Federal energy regulators issued an order Thursday that likely will tilt the market to favor coal and natural gas power plants in the nation’s largest power grid region, stretching from New Jersey to Illinois.
Critics say that it effectively creates a new subsidy to prop up uneconomical fossil fuel plants and that it will hurt renewable energy growth and, ultimately, consumers.
The FERC order, passed 2-1, is a response to complaints from operators of coal and natural gas power plants who say that state subsidies have led to unfair competition in the grid region managed by PJM Interconnection.
Richard Glick, the panel’s lone Democrat, cast the dissenting vote and said during the commission meeting that his Republican colleagues were trying to “stunt transition to a clean energy future that states are pursuing and consumers are pursuing.”
In his written dissent, he called the order “illegal, illogical and truly bad public policy.”
Environmental groups and clean energy advocates have long criticized PJM for rules that provide an economic lifeline to old fossil fuel plants, which produce greenhouse gases that drive climate change.
“Today’s order erects a major new barrier to clean energy, undercutting efforts by states to slash pollution and address climate change,” Tom Rutigliano, a senior advocate for the Natural Resources Defense Council’s Sustainable FERC Project, said in a statement. “Federal regulators are forcing customers to pay for dirty power they don’t want or need.”
The Trump administration has taken other high-profile steps to try to boost the coal industry, but many of them are tied up in legal challenges. The new FERC order accomplishes many of the same goals.
But FERC’s action also is likely heading to court, where opponents will argue that the regulator has overstepped its authority and is now dictating state policy.
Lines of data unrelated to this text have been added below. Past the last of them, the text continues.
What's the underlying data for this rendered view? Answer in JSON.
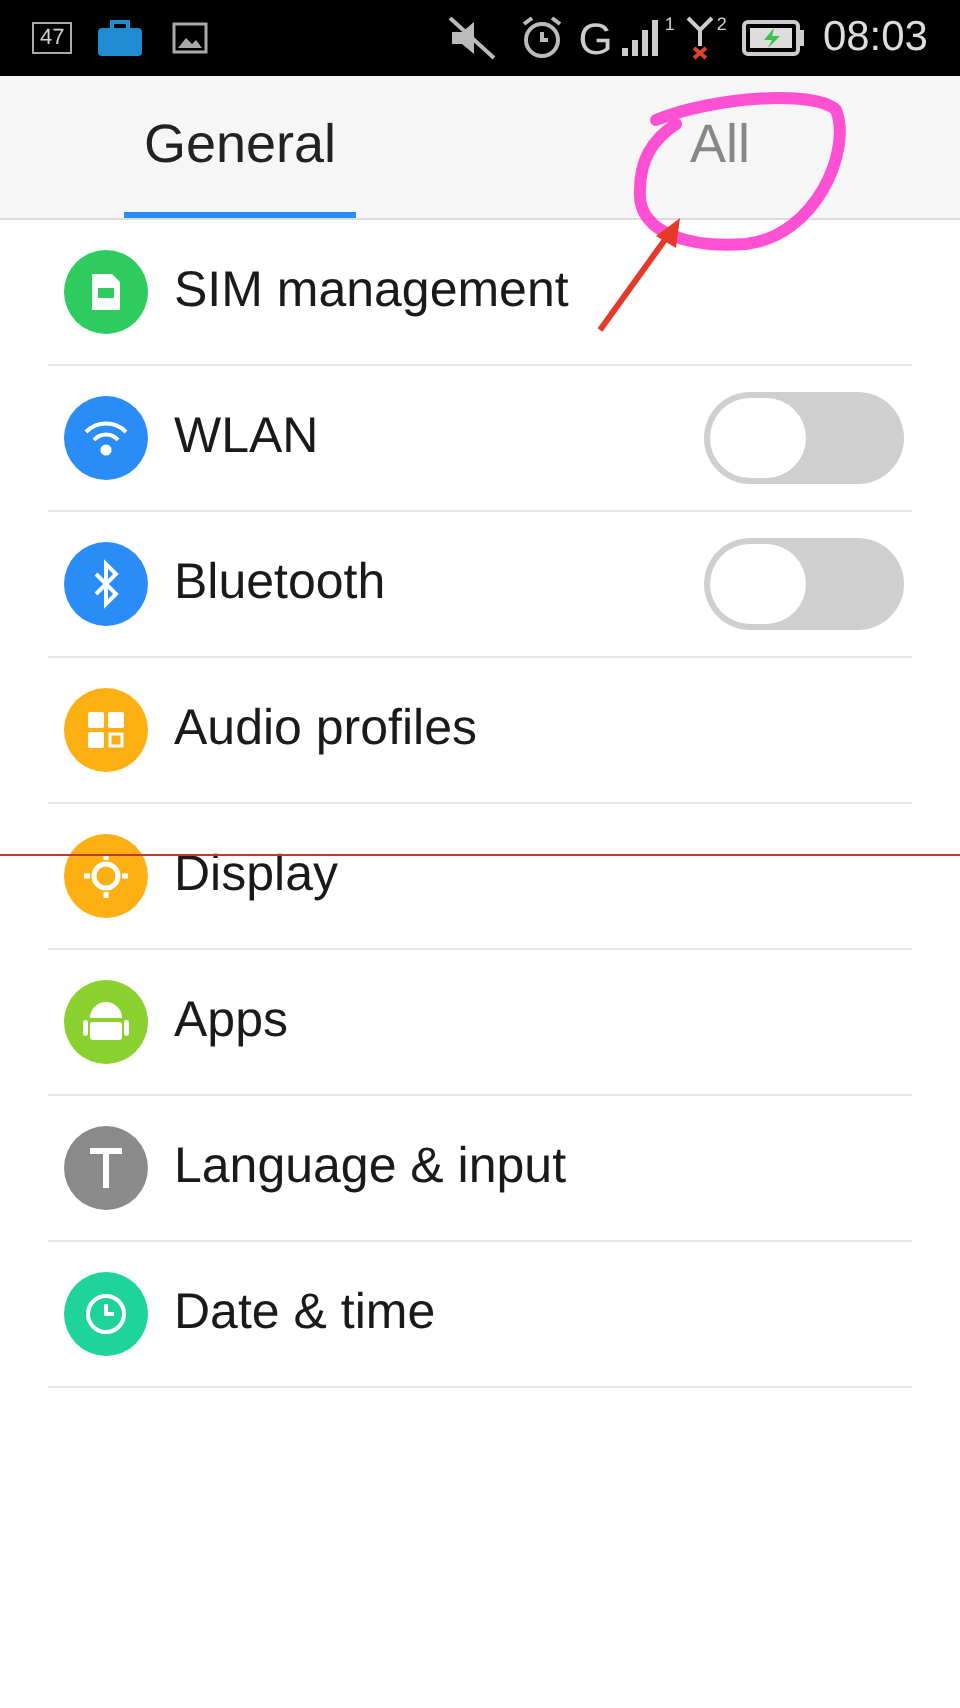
{
  "status_bar": {
    "notification_count": "47",
    "network_type": "G",
    "sim_1": "1",
    "sim_2": "2",
    "time": "08:03"
  },
  "tabs": [
    {
      "label": "General",
      "selected": true
    },
    {
      "label": "All",
      "selected": false
    }
  ],
  "settings": [
    {
      "label": "SIM management",
      "kind": "plain",
      "color": "#2ecc5f"
    },
    {
      "label": "WLAN",
      "kind": "toggle",
      "on": false,
      "color": "#2a8cf6"
    },
    {
      "label": "Bluetooth",
      "kind": "toggle",
      "on": false,
      "color": "#2a8cf6"
    },
    {
      "label": "Audio profiles",
      "kind": "plain",
      "color": "#fdb013"
    },
    {
      "label": "Display",
      "kind": "plain",
      "color": "#fdb013"
    },
    {
      "label": "Apps",
      "kind": "plain",
      "color": "#8ad12f"
    },
    {
      "label": "Language & input",
      "kind": "plain",
      "color": "#8a8a8a"
    },
    {
      "label": "Date & time",
      "kind": "plain",
      "color": "#1fd49a"
    }
  ]
}
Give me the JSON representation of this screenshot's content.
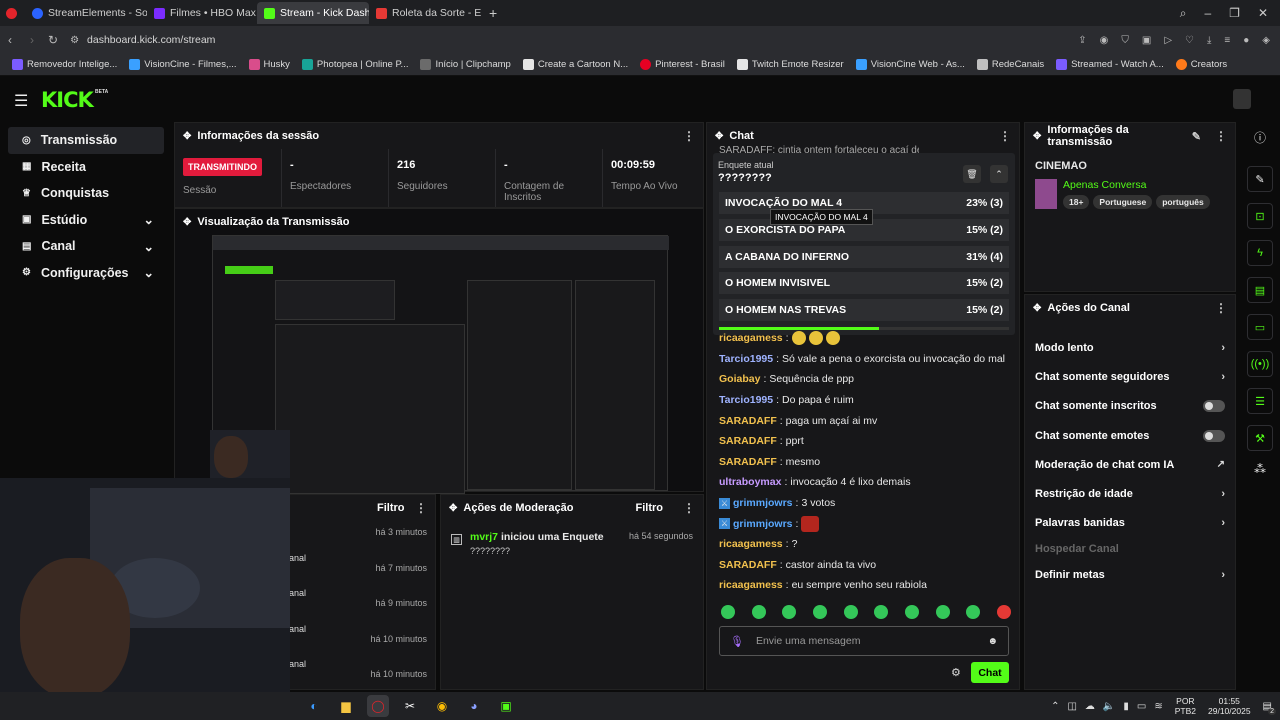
{
  "browser": {
    "tabs": [
      {
        "label": "StreamElements - So",
        "color": "#2b63ff"
      },
      {
        "label": "Filmes • HBO Max",
        "color": "#7b2cff"
      },
      {
        "label": "Stream - Kick Dashboard",
        "color": "#53fc18"
      },
      {
        "label": "Roleta da Sorte - Escolha",
        "color": "#e53935"
      }
    ],
    "url": "dashboard.kick.com/stream",
    "bookmarks": [
      "Removedor Intelige...",
      "VisionCine - Filmes,...",
      "Husky",
      "Photopea | Online P...",
      "Início | Clipchamp",
      "Create a Cartoon N...",
      "Pinterest - Brasil",
      "Twitch Emote Resizer",
      "VisionCine Web - As...",
      "RedeCanais",
      "Streamed - Watch A...",
      "Creators"
    ]
  },
  "kick": {
    "logo": "KICK",
    "logo_badge": "BETA",
    "brand_color": "#53fc18"
  },
  "sidebar": {
    "items": [
      {
        "label": "Transmissão",
        "icon": "broadcast-icon"
      },
      {
        "label": "Receita",
        "icon": "revenue-icon"
      },
      {
        "label": "Conquistas",
        "icon": "trophy-icon"
      },
      {
        "label": "Estúdio",
        "icon": "studio-icon",
        "chevron": true
      },
      {
        "label": "Canal",
        "icon": "channel-icon",
        "chevron": true
      },
      {
        "label": "Configurações",
        "icon": "gear-icon",
        "chevron": true
      }
    ]
  },
  "session": {
    "title": "Informações da sessão",
    "live_badge": "TRANSMITINDO",
    "stats": [
      {
        "value": "",
        "label": "Sessão"
      },
      {
        "value": "-",
        "label": "Espectadores"
      },
      {
        "value": "216",
        "label": "Seguidores"
      },
      {
        "value": "-",
        "label": "Contagem de Inscritos"
      },
      {
        "value": "00:09:59",
        "label": "Tempo Ao Vivo"
      }
    ]
  },
  "preview": {
    "title": "Visualização da Transmissão"
  },
  "filter_panel": {
    "filter_label": "Filtro",
    "rows": [
      {
        "time": "há 3 minutos",
        "text": "anal"
      },
      {
        "time": "há 7 minutos",
        "text": "anal"
      },
      {
        "time": "há 9 minutos",
        "text": "anal"
      },
      {
        "time": "há 10 minutos",
        "text": "anal"
      },
      {
        "time": "há 10 minutos",
        "text": "anal"
      }
    ]
  },
  "moderation": {
    "title": "Ações de Moderação",
    "filter_label": "Filtro",
    "entry": {
      "user": "mvrj7",
      "action": "iniciou uma Enquete",
      "detail": "????????",
      "time": "há 54 segundos"
    }
  },
  "chat": {
    "title": "Chat",
    "top_cut": "SARADAFF: cintia ontem fortaleceu o açaí de Jl",
    "poll": {
      "label": "Enquete atual",
      "question": "????????",
      "tooltip": "INVOCAÇÃO DO MAL 4",
      "options": [
        {
          "label": "INVOCAÇÃO DO MAL 4",
          "result": "23% (3)",
          "percent": 23
        },
        {
          "label": "O EXORCISTA DO PAPA",
          "result": "15% (2)",
          "percent": 15
        },
        {
          "label": "A CABANA DO INFERNO",
          "result": "31% (4)",
          "percent": 31
        },
        {
          "label": "O HOMEM INVISIVEL",
          "result": "15% (2)",
          "percent": 15
        },
        {
          "label": "O HOMEM NAS TREVAS",
          "result": "15% (2)",
          "percent": 15
        }
      ],
      "timer_fraction": 0.55
    },
    "messages": [
      {
        "user": "ricaagamess",
        "text": "",
        "color": "#f2c14e"
      },
      {
        "user": "Tarcio1995",
        "text": "Só vale a pena o exorcista ou invocação do mal",
        "color": "#9fb3ff"
      },
      {
        "user": "Goiabay",
        "text": "Sequência de ppp",
        "color": "#f2c14e"
      },
      {
        "user": "Tarcio1995",
        "text": "Do papa é ruim",
        "color": "#9fb3ff"
      },
      {
        "user": "SARADAFF",
        "text": "paga um açaí ai mv",
        "color": "#f2c14e"
      },
      {
        "user": "SARADAFF",
        "text": "pprt",
        "color": "#f2c14e"
      },
      {
        "user": "SARADAFF",
        "text": "mesmo",
        "color": "#f2c14e"
      },
      {
        "user": "ultraboymax",
        "text": "invocação 4 é lixo demais",
        "color": "#c79bff"
      },
      {
        "user": "grimmjowrs",
        "text": "3 votos",
        "color": "#5aa9ff"
      },
      {
        "user": "grimmjowrs",
        "text": "",
        "color": "#5aa9ff"
      },
      {
        "user": "ricaagamess",
        "text": "?",
        "color": "#f2c14e"
      },
      {
        "user": "SARADAFF",
        "text": "castor ainda ta vivo",
        "color": "#f2c14e"
      },
      {
        "user": "ricaagamess",
        "text": "eu sempre venho seu rabiola",
        "color": "#f2c14e"
      }
    ],
    "input_placeholder": "Envie uma mensagem",
    "send_label": "Chat"
  },
  "stream_info": {
    "title": "Informações da transmissão",
    "channel": "CINEMAO",
    "category": "Apenas Conversa",
    "tags": [
      "18+",
      "Portuguese",
      "português"
    ]
  },
  "channel_actions": {
    "title": "Ações do Canal",
    "items": [
      {
        "label": "Modo lento",
        "control": "arrow"
      },
      {
        "label": "Chat somente seguidores",
        "control": "arrow"
      },
      {
        "label": "Chat somente inscritos",
        "control": "toggle"
      },
      {
        "label": "Chat somente emotes",
        "control": "toggle"
      },
      {
        "label": "Moderação de chat com IA",
        "control": "external"
      },
      {
        "label": "Restrição de idade",
        "control": "arrow"
      },
      {
        "label": "Palavras banidas",
        "control": "arrow"
      },
      {
        "label": "Hospedar Canal",
        "control": "disabled"
      },
      {
        "label": "Definir metas",
        "control": "arrow"
      }
    ]
  },
  "taskbar": {
    "lang": "POR",
    "lang2": "PTB2",
    "time": "01:55",
    "date": "29/10/2025",
    "notif_count": "2"
  }
}
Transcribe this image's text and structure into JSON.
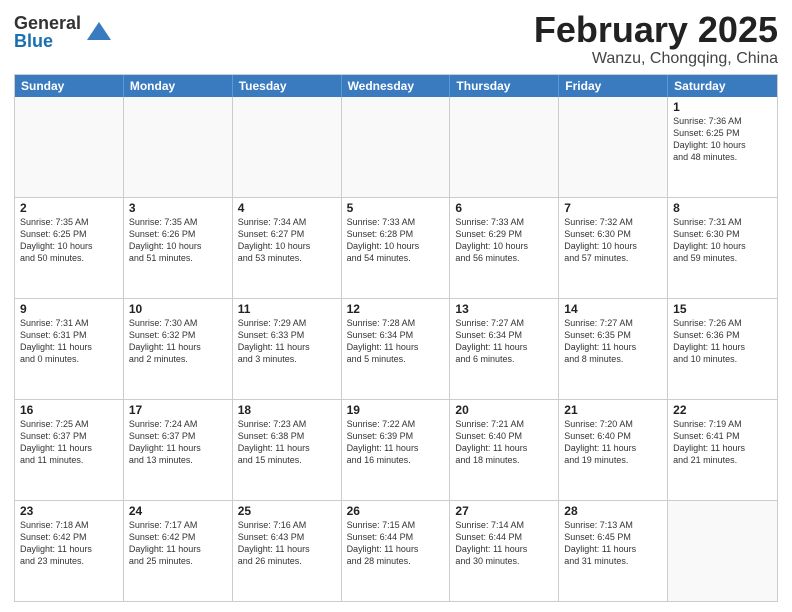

One issue going forward is that the order has a broad definition of “subsidy,” saying this includes direct or indirect payments, concessions and rebates, among other things. Glick said the definition is so broad that it may end up affecting many more power plants than the other commissioners intended.
In the meantime, PJM has 90 days to say how it will implement the rules, and power plant operators will need to figure out what this means for them.
The vote on Thursday follows years of debate as some power plant operators have argued that state subsidies for renewable energy and nuclear had distorted the competitive balance with other power sources.
Calpine, a Houston-based power producer, was one of several companies that filed a complaint with FERC in 2016, which opened the docket that led to Thursday’s order.
FERC Chairman Neil Chatterjee, a former energy policy advisor to Senate Majority Leader Mitch McConnell of Kentucky, said the result will be fairer competition.
“In my view, the choice we have before us is whether or not we allow increasing state subsidies to undermine the competitive capacity market,” he said. “The majority today says no.”
Illinois’s legislature in 2016 approved subsidies for two nuclear plants along with policies and programs to promote renewable energy and energy conservation. Other states followed with their own legislation to help nuclear plants, often accompanied with new targets and funding for renewable energy.
Ohio was an exception this year, passing a measure to subsidize two coal-fired power plants along with aid for nuclear and some money that could be used for solar development.
Those state programs are paid for by consumers through their utility bills. And, the FERC order—in response to the state programs—will lead to an increase in charges that utilities pay to PJM.
Ultimately, consumers will pay several times over, said Ari Peskoe, director of the Electricity Law Initiative at Harvard Law School.
“The major loser here is consumers,” he said.
Glick pointed to an estimate from a team of his advisers that puts the cost of the new rule at about $2.4 billion per year.
PJM, based in the Philadelphia suburbs, is a quasi-governmental organization that manages the flow of electricity in parts of 13 states and the District of Columbia.
With its status as the largest grid operator in the country, PJM often is at the center of controversy. Much of the conflict in recent years—including in this FERC case—has been tied to an annual auction in which power plant owners compete against each other to sell contracts to PJM for something called “capacity.”
Capacity, at the regional scale, is how much power can be generated if every power plant is operating. A grid operator needs assurance that it will have enough capacity available to handle times of highest demand, which usually happens on the hottest days of summer. The capacity auction sets the price that power plant owners are paid for being contractually obligated to be available when called upon by PJM.
For those plants whose bids are low enough to be selected, PJM’s system provides additional income that may be the difference between staying open and needing to close.
In recent years, the number of power plants and amount of capacity in the market has grown substantially as developers have built new natural gas plants, wind farms and solar arrays. The result is many more plants competing in the capacity auction, which increases the chances that some older plants will not be selected.
The new FERC rule says that subsidized resources will need to increase their bids in the auction, with the amounts specified in a formula in the rule. This makes it easier for other bidders to compete.
Opponents of this approach see it as hypocrisy that FERC is aiming to counteract subsidies while failing to recognize all the ways that old fossil fuel plants get government help.
“PJM is pretending there aren’t subsidies in the markets they run, but the irony is they’re everywhere,” said Mike Jacobs, senior energy analyst at the Union of Concerned Scientists, in a statement. “Now, FERC is rounding up the usual suspects—wind and solar power—but are ignoring the obvious ones under their nose.”